I turned smart on my heel and walked off toward the house.
“Wait here,” Frank ordered Cody, and followed me up onto the porch. He leaned in, talking soft. “Don’t you ask Birchie any questions. She might tell you.”
“Tell me? Tell me what?” I said.
“Anything. You need to be careful what you know. Don’t ask, and do not let her explain.”
I was already shaking my head. “Frank, I have to—”
He interrupted me, quiet but urgent. “Hear me on this. These are old, old ladies, and Birchie is sick. I’m not going to let anybody question her. Not if I can help it. But for sure someone is going to question you. If you know the wrong thing, say the wrong thing, you could do a lot more harm than good. Let me protect y’all.”
I held my hands up in surrender, though it would not be easy. As I went inside, I tried hard not to even think of questions to not ask, and failed. Who was in the trunk? It must be someone who belonged to Birchie in some way. It was her house, after all. Exactly how long had it been up there? I’d only had one look at the bones, but they were old. Old enough to unhinge entirely from one another. Also, the trunk had been buried deep in the back room. When I was a girl, that back room had already been too packed to allow me entrance. Had the trunk been present, moldering and foul, while I played dress-up? It could have been there longer than I’d been alive, the heaps of history growing up organically around it, burying it deeper every year.
I hoped it had been. I hoped it had been there for a century or more, a bad legacy passed down to Birchie from someone long dead. My storyteller’s brain was hunting narrative. Ellis Birch was by all accounts an overprotective father, and also overproud. Perhaps these were the bones of Birchie’s missing suitor, the one who was supposedly run off to the state line. Maybe they were older still, the remains of a Yankee soldier, killed during the throes of Reconstruction. They could have traveled in this trunk with Ethan Birch, the real reason he fled Charleston and founded Birchville. If this was only a box of bad history, then it would all be over soon. Remains that old required anthropologists, not cops.
All I had to do was wait. Let Frank get the story. He would tell me, and tell the police, too, in the best frame possible. The bones were something Birchie knew of, that was clear, but I could not believe for even a breath that they were a thing that Birchie did.

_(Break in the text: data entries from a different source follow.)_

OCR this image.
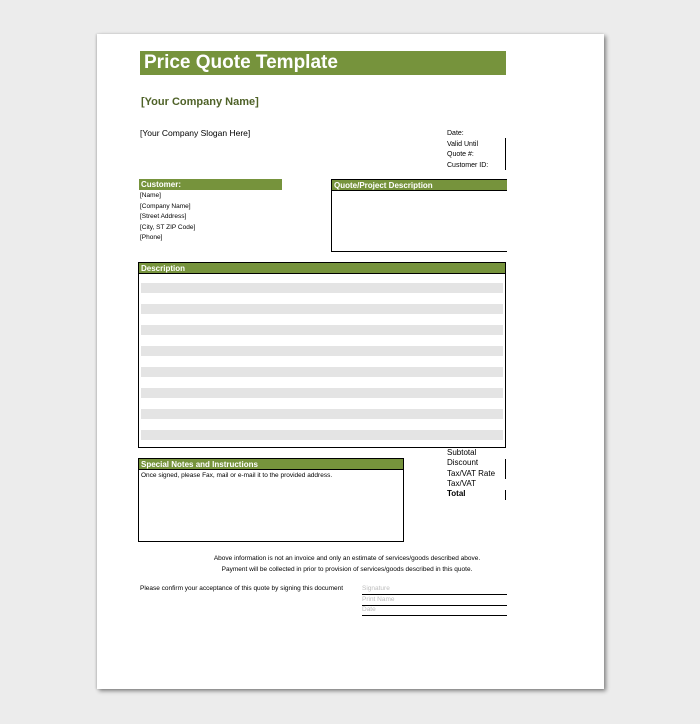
Price Quote Template
[Your Company Name]
[Your Company Slogan Here]	Date:
Valid Until
Quote #:
Customer ID:
Customer:
[Name]
[Company Name]
[Street Address]
[City, ST ZIP Code]
[Phone]
Quote/Project Description
Description
Special Notes and Instructions
Once signed, please Fax, mail or e-mail it to the provided address.
Subtotal
Discount
Tax/VAT Rate
Tax/VAT
Total
Above information is not an invoice and only an estimate of services/goods described above.
Payment will be collected in prior to provision of services/goods described in this quote.
Please confirm your acceptance of this quote by signing this document	Signature
Print Name
Date
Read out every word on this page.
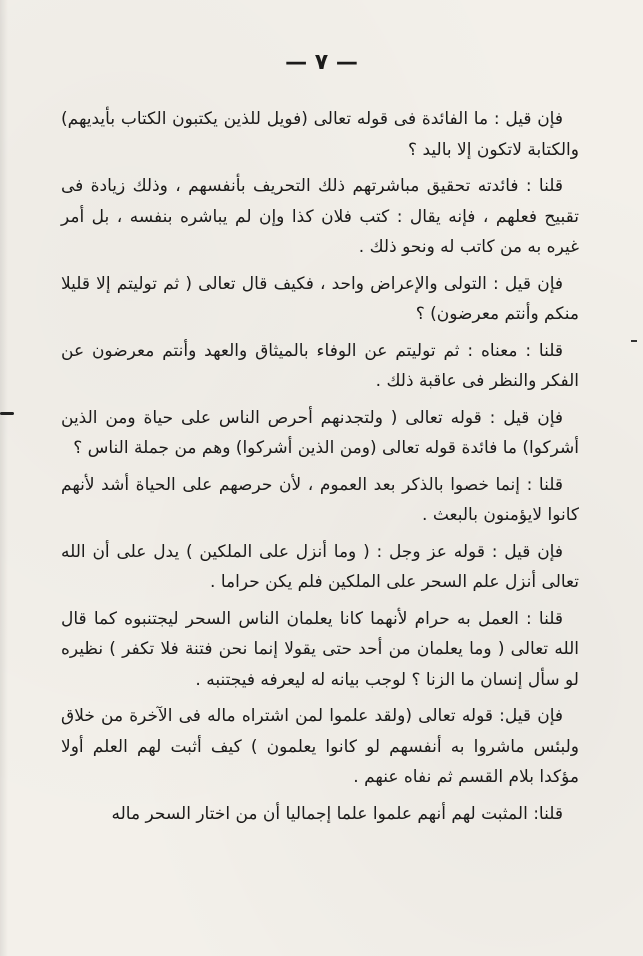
— ٧ —

فإن قيل : ما الفائدة فى قوله تعالى (فويل للذين يكتبون الكتاب بأيديهم) والكتابة لاتكون إلا باليد ؟

قلنا : فائدته تحقيق مباشرتهم ذلك التحريف بأنفسهم ، وذلك زيادة فى تقبيح فعلهم ، فإنه يقال : كتب فلان كذا وإن لم يباشره بنفسه ، بل أمر غيره به من كاتب له ونحو ذلك .

فإن قيل : التولى والإعراض واحد ، فكيف قال تعالى ( ثم توليتم إلا قليلا منكم وأنتم معرضون) ؟

قلنا : معناه : ثم توليتم عن الوفاء بالميثاق والعهد وأنتم معرضون عن الفكر والنظر فى عاقبة ذلك .

فإن قيل : قوله تعالى ( ولتجدنهم أحرص الناس على حياة ومن الذين أشركوا) ما فائدة قوله تعالى (ومن الذين أشركوا) وهم من جملة الناس ؟

قلنا : إنما خصوا بالذكر بعد العموم ، لأن حرصهم على الحياة أشد لأنهم كانوا لايؤمنون بالبعث .

فإن قيل : قوله عز وجل : ( وما أنزل على الملكين ) يدل على أن الله تعالى أنزل علم السحر على الملكين فلم يكن حراما .

قلنا : العمل به حرام لأنهما كانا يعلمان الناس السحر ليجتنبوه كما قال الله تعالى ( وما يعلمان من أحد حتى يقولا إنما نحن فتنة فلا تكفر ) نظيره لو سأل إنسان ما الزنا ؟ لوجب بيانه له ليعرفه فيجتنبه .

فإن قيل: قوله تعالى (ولقد علموا لمن اشتراه ماله فى الآخرة من خلاق ولبئس ماشروا به أنفسهم لو كانوا يعلمون ) كيف أثبت لهم العلم أولا مؤكدا بلام القسم ثم نفاه عنهم .

قلنا: المثبت لهم أنهم علموا علما إجماليا أن من اختار السحر ماله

The kids were still in the kitchen. I could hear the clatter of dishes and the buzz of young voices. Birchie and Wattie were alone in the living room. They sat primly side by side on one of the Victorian love seats.
“Are you okay?” I asked Birchie, going right to her and kneeling.

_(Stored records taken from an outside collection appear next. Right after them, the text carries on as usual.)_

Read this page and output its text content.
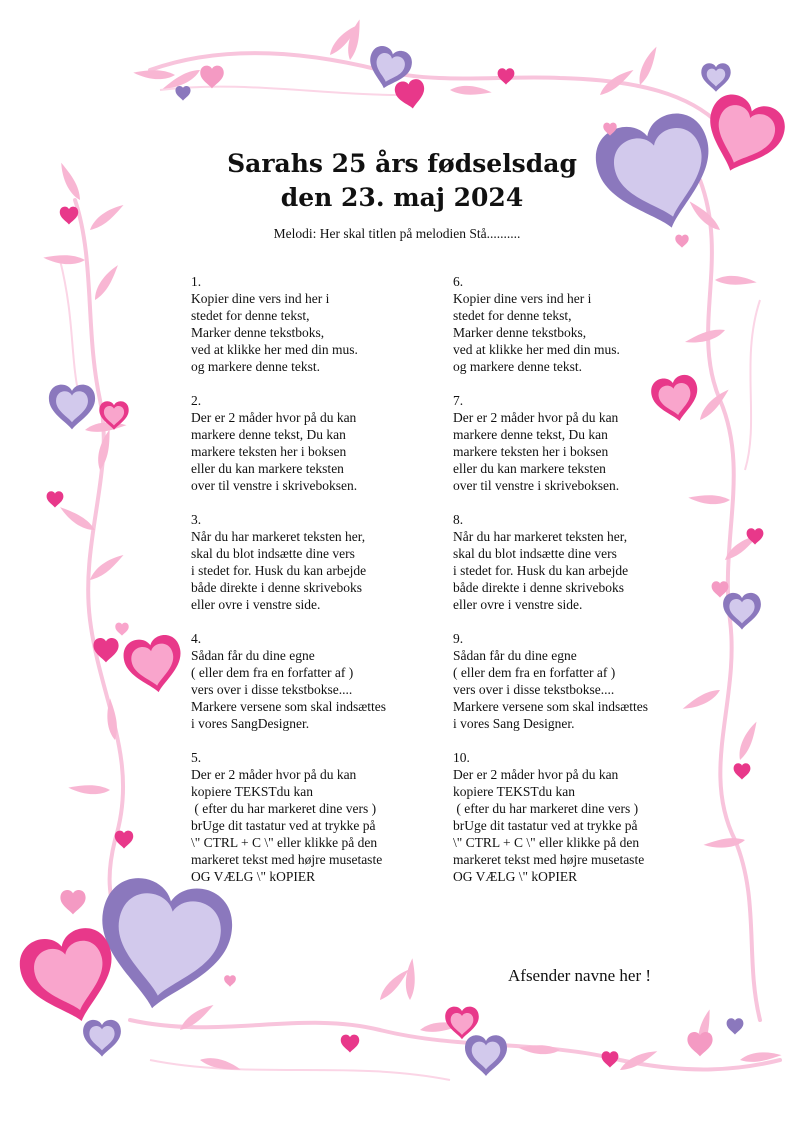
Sarahs 25 års fødselsdag
den 23. maj 2024
Melodi: Her skal titlen på melodien Stå..........
1.
Kopier dine vers ind her i
stedet for denne tekst,
Marker denne tekstboks,
ved at klikke her med din mus.
og markere denne tekst.
2.
Der er 2 måder hvor på du kan
markere denne tekst, Du kan
markere teksten her i boksen
eller du kan markere teksten
over til venstre i skriveboksen.
3.
Når du har markeret teksten her,
skal du blot indsætte dine vers
i stedet for. Husk du kan arbejde
både direkte i denne skriveboks
eller ovre i venstre side.
4.
Sådan får du dine egne
( eller dem fra en forfatter af )
vers over i disse tekstbokse....
Markere versene som skal indsættes
i vores SangDesigner.
5.
Der er 2 måder hvor på du kan
kopiere TEKSTdu kan
( efter du har markeret dine vers )
brUge dit tastatur ved at trykke på
\" CTRL + C \" eller klikke på den
markeret tekst med højre musetaste
OG VÆLG \" kOPIER
6.
Kopier dine vers ind her i
stedet for denne tekst,
Marker denne tekstboks,
ved at klikke her med din mus.
og markere denne tekst.
7.
Der er 2 måder hvor på du kan
markere denne tekst, Du kan
markere teksten her i boksen
eller du kan markere teksten
over til venstre i skriveboksen.
8.
Når du har markeret teksten her,
skal du blot indsætte dine vers
i stedet for. Husk du kan arbejde
både direkte i denne skriveboks
eller ovre i venstre side.
9.
Sådan får du dine egne
( eller dem fra en forfatter af )
vers over i disse tekstbokse....
Markere versene som skal indsættes
i vores Sang Designer.
10.
Der er 2 måder hvor på du kan
kopiere TEKSTdu kan
( efter du har markeret dine vers )
brUge dit tastatur ved at trykke på
\" CTRL + C \" eller klikke på den
markeret tekst med højre musetaste
OG VÆLG \" kOPIER
Afsender navne her !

“I suppose. Such a mess!” she said. “I’m so sorry. I never thought—”
“Hush, now.” I kissed her. “Don’t apologize. Don’t talk about it at all. Frank says not to even talk to me, okay?”
She nodded, but I looked into her bright blue eyes until I was sure that she was there and hearing me. I turned to Wattie, taking her hand in mine. I could feel her own live bones, intricate and frail, and they seemed more fragile than her weathered skin.
“You and me, we have to get on the same page now,” I told her.
“I’ve been on your page since the day that you were born, sugar,” Wattie said, but then she added tartly, “Though all this week I wondered if you might be illiterate. Don’t worry. I’m not going to let her say a word.”